Condamnée à 15 ans de prison, dont 5 ans avec sursis, pour avoir poignardé son ex à Mertert début 2015, la quadragénaire a sollicité, lundi après-midi, l’acquittement en instance d’appel.
Trois fois, Tatiana D. (48 ans) avait planté le couteau de cuisine dans le corps de son ex, le 17 février 2015, à Mertert. Les trois coups témoignaient d’une certaine force : la lame ayant même pénétré, une fois, à 17 cm de profondeur. Reconnue coupable de meurtre, la quadragénaire, sortie de détention préventive en juin 2015, avait été condamnée en première instance à 15 ans de réclusion, dont 5 avec sursis. Un jugement avec lequel elle n’est pas d’accord.
«Si je ne m’étais pas défendue, je ne serais pas là aujourd’hui.» À la barre de la Cour d’appel, lundi après-midi, la quadragénaire a invoqué la légitime défense dans cette foire d’empoigne : après les insultes, la chute dans les escaliers, la poursuite à travers les pièces de la maison, son ex se serait accroupi au-dessus de son thorax, où il l’aurait menacée : «Du bist jetzt dran!» («Maintenant c’est ton tour!»). Il l’aurait prise par le cou et l’aurait strangulée. «Je pensais que je vivais ma dernière minute.» C’est alors qu’elle se serait emparée du couteau. Comment, elle ne peut se l’expliquer. Car cela s’est passé tellement vite.

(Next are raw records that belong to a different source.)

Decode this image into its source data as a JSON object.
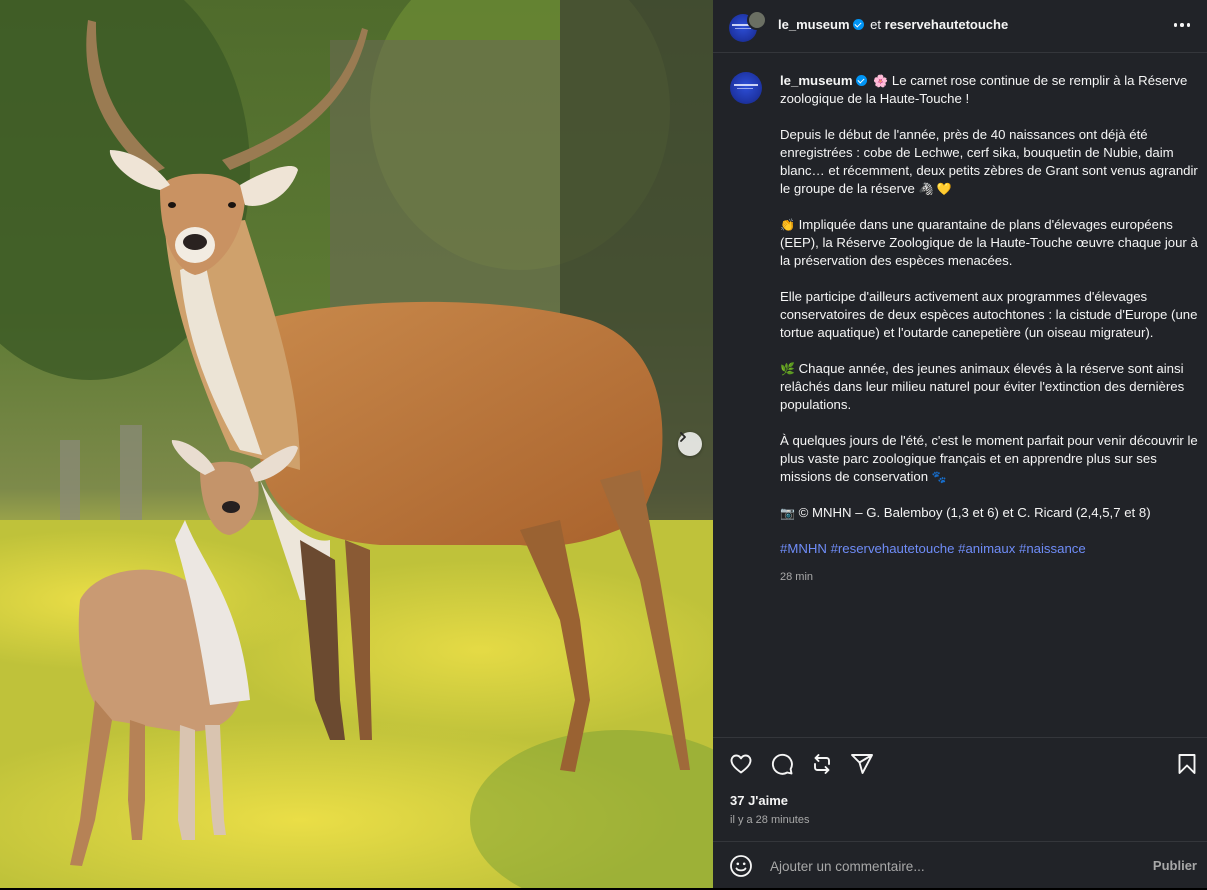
{
  "post": {
    "author": "le_museum",
    "collab_joiner": "et",
    "collaborator": "reservehautetouche",
    "image_alt_animals": "Cobe de Lechwe adulte et son petit dans une prairie fleurie"
  },
  "caption": {
    "username": "le_museum",
    "line1_emoji": "🌸",
    "line1": "Le carnet rose continue de se remplir à la Réserve zoologique de la Haute-Touche !",
    "para2": "Depuis le début de l'année, près de 40 naissances ont déjà été enregistrées : cobe de Lechwe, cerf sika, bouquetin de Nubie, daim blanc… et récemment, deux petits zèbres de Grant sont venus agrandir le groupe de la réserve",
    "para2_emoji": "🦓 💛",
    "para3_emoji": "👏",
    "para3": "Impliquée dans une quarantaine de plans d'élevages européens (EEP), la Réserve Zoologique de la Haute-Touche œuvre chaque jour à la préservation des espèces menacées.",
    "para4": "Elle participe d'ailleurs activement aux programmes d'élevages conservatoires de deux espèces autochtones : la cistude d'Europe (une tortue aquatique) et l'outarde canepetière (un oiseau migrateur).",
    "para5_emoji": "🌿",
    "para5": "Chaque année, des jeunes animaux élevés à la réserve sont ainsi relâchés dans leur milieu naturel pour éviter l'extinction des dernières populations.",
    "para6": "À quelques jours de l'été, c'est le moment parfait pour venir découvrir le plus vaste parc zoologique français et en apprendre plus sur ses missions de conservation",
    "para6_emoji": "🐾",
    "credit_emoji": "📷",
    "credit": "© MNHN – G. Balemboy (1,3 et 6) et C. Ricard (2,4,5,7 et 8)",
    "hashtags": [
      "#MNHN",
      "#reservehautetouche",
      "#animaux",
      "#naissance"
    ],
    "time": "28 min"
  },
  "actions": {
    "likes": "37 J'aime",
    "posted_ago": "il y a 28 minutes"
  },
  "comment": {
    "placeholder": "Ajouter un commentaire...",
    "publish_label": "Publier"
  },
  "icons": {
    "like": "heart-icon",
    "comment": "comment-icon",
    "repost": "repost-icon",
    "share": "share-icon",
    "save": "bookmark-icon",
    "emoji": "emoji-icon",
    "more": "more-icon",
    "next": "chevron-right-icon",
    "verified": "verified-badge-icon"
  },
  "colors": {
    "panel_bg": "#212328",
    "hashtag": "#6f8cf7",
    "verified": "#0095f6",
    "muted_text": "#a8a8a8"
  }
}
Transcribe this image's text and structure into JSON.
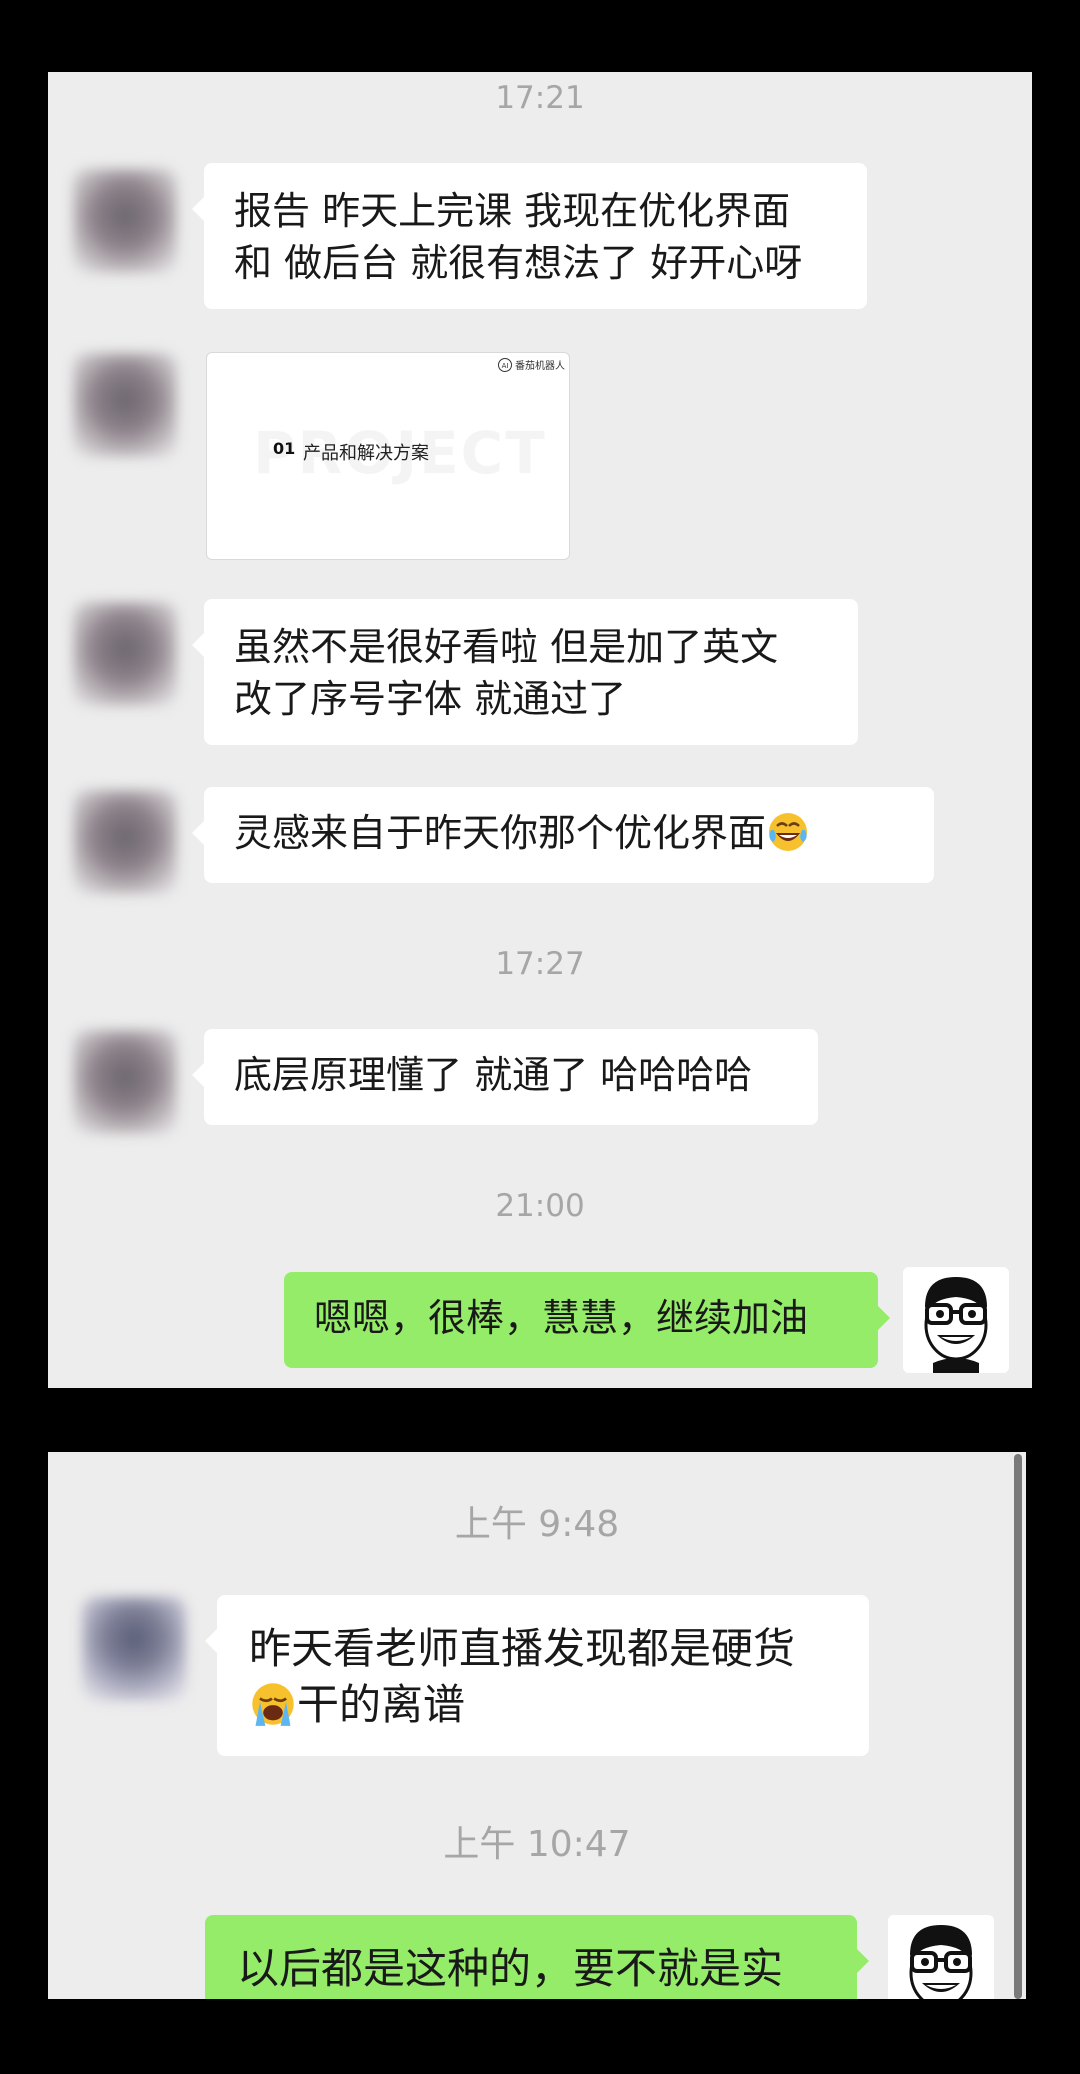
{
  "panel1": {
    "timestamps": [
      "17:21",
      "17:27",
      "21:00"
    ],
    "messages": [
      "报告 昨天上完课 我现在优化界面",
      "和 做后台 就很有想法了 好开心呀",
      "虽然不是很好看啦 但是加了英文",
      "改了序号字体 就通过了",
      "灵感来自于昨天你那个优化界面",
      "底层原理懂了 就通了 哈哈哈哈",
      "嗯嗯，很棒，慧慧，继续加油"
    ],
    "image_message": {
      "watermark": "PROJECT",
      "number": "01",
      "title": "产品和解决方案",
      "logo_text": "番茄机器人"
    }
  },
  "panel2": {
    "timestamps": [
      "上午 9:48",
      "上午 10:47"
    ],
    "messages": [
      "昨天看老师直播发现都是硬货",
      "干的离谱",
      "以后都是这种的，要不就是实"
    ]
  },
  "icons": {
    "laughing_emoji": "face-with-tears-of-joy-icon",
    "crying_emoji": "loudly-crying-face-icon",
    "self_avatar": "cartoon-glasses-man-avatar"
  },
  "colors": {
    "chat_background": "#ededed",
    "incoming_bubble": "#ffffff",
    "outgoing_bubble": "#95ec69",
    "timestamp_text": "#a6a6a6",
    "frame": "#000000"
  }
}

Qu’elle entretenait une relation tumultueuse avec cet homme rencontré en 2010 et dont elle s’était séparée en 2014, ne fait pas de doute. Mais pourquoi donc avait-elle accepté de le ramener chez elle ce lundi de carnaval? D’autant plus qu’elle a prétendu avoir eu peur de lui… La Cour d’appel a tenté d’en savoir plus. «J’aurais pu me sauver. Mais je ne pouvais pas…», finira par lâcher la prévenue, qui glissera quelques regrets. Et d’insister : «Je n’ai jamais voulu le tuer! Je préférerais qu’il doive s’expliquer ici pour ce qu’il a fait…»
Les cris au petit matin avaient alerté un voisin. À l’arrivée des secours, la victime baignait dans son sang à l’extérieur de la maison, rue Basse à Mertert. Au moment des faits, elle avait 3 g d’alcool dans le sang, la prévenue près de 2 g : «L’influence d’alcool n’enlève pas la responsabilité pénale», a soulevé la représentante du parquet général. Dans son réquisitoire, elle a battu en brèche la condition de la légitime défense invoquée par Me Catherine Leidner.
Le ministère public dit non à l’acquittement plaidé par la défense. Car il y aurait suffisamment d’éléments dans le dossier pour dire que l’histoire de la prévenue ne colle pas avec les éléments du dossier : l’absence de traces de sang dans la cuisine où elle dit l’avoir poignardé, l’expertise des blessures ne décelant aucune strangulation… Autre détail signifiant : la chaise avec laquelle une témoin, qui avait été invitée à dormir cette nuit-là sur le canapé de Tatiana D., avait affirmé avoir mis l’ex encore en vie à la porte. Une chaise qu’un voisin confirme avoir bien vue ensuite dans la rue…
«Des coups portés par pure haine…»
«Il est prouvé qu’il a été mis à la porte non blessé, récapitule la parquetière. Il a donc dû rentrer de nouveau dans la maison.» Dans ces circonstances, impossible de parler de légitime défense. «Poignarder quelqu’un avec un couteau n’est pas approprié, peu importe ce qui s’est passé avant.» Sa conclusion : Tatiana D. n’aurait pas porté les coups de couteau «par peur, mais par pure haine».
Le parquet général demandera à la Cour d’appel de confirmer la peine prononcée en première instance : «15 ans de réclusion, c’est la peine minimale». Comme cinq ans de cette peine ont été assortis du sursis, la quadragénaire aurait déjà bénéficié d’une faveur. Surtout que son casier renseigne déjà une condamnation pour violences… Placée sous le régime du sursis probatoire pour la durée de 5 ans, elle a l’obligation de se soumettre à un traitement psychologique ou psychiatrique en relation avec ses problèmes d’alcool et d’agressivité.
«L’avez-vous fait entrer à nouveau? Comment pensez-vous qu’il soit rentré?», la questionnera une dernière fois la présidente avant de prendre l’affaire en délibéré. Des questions qui resteront toutefois sans réponse. La Cour d’appel rendra son arrêt le 12 février.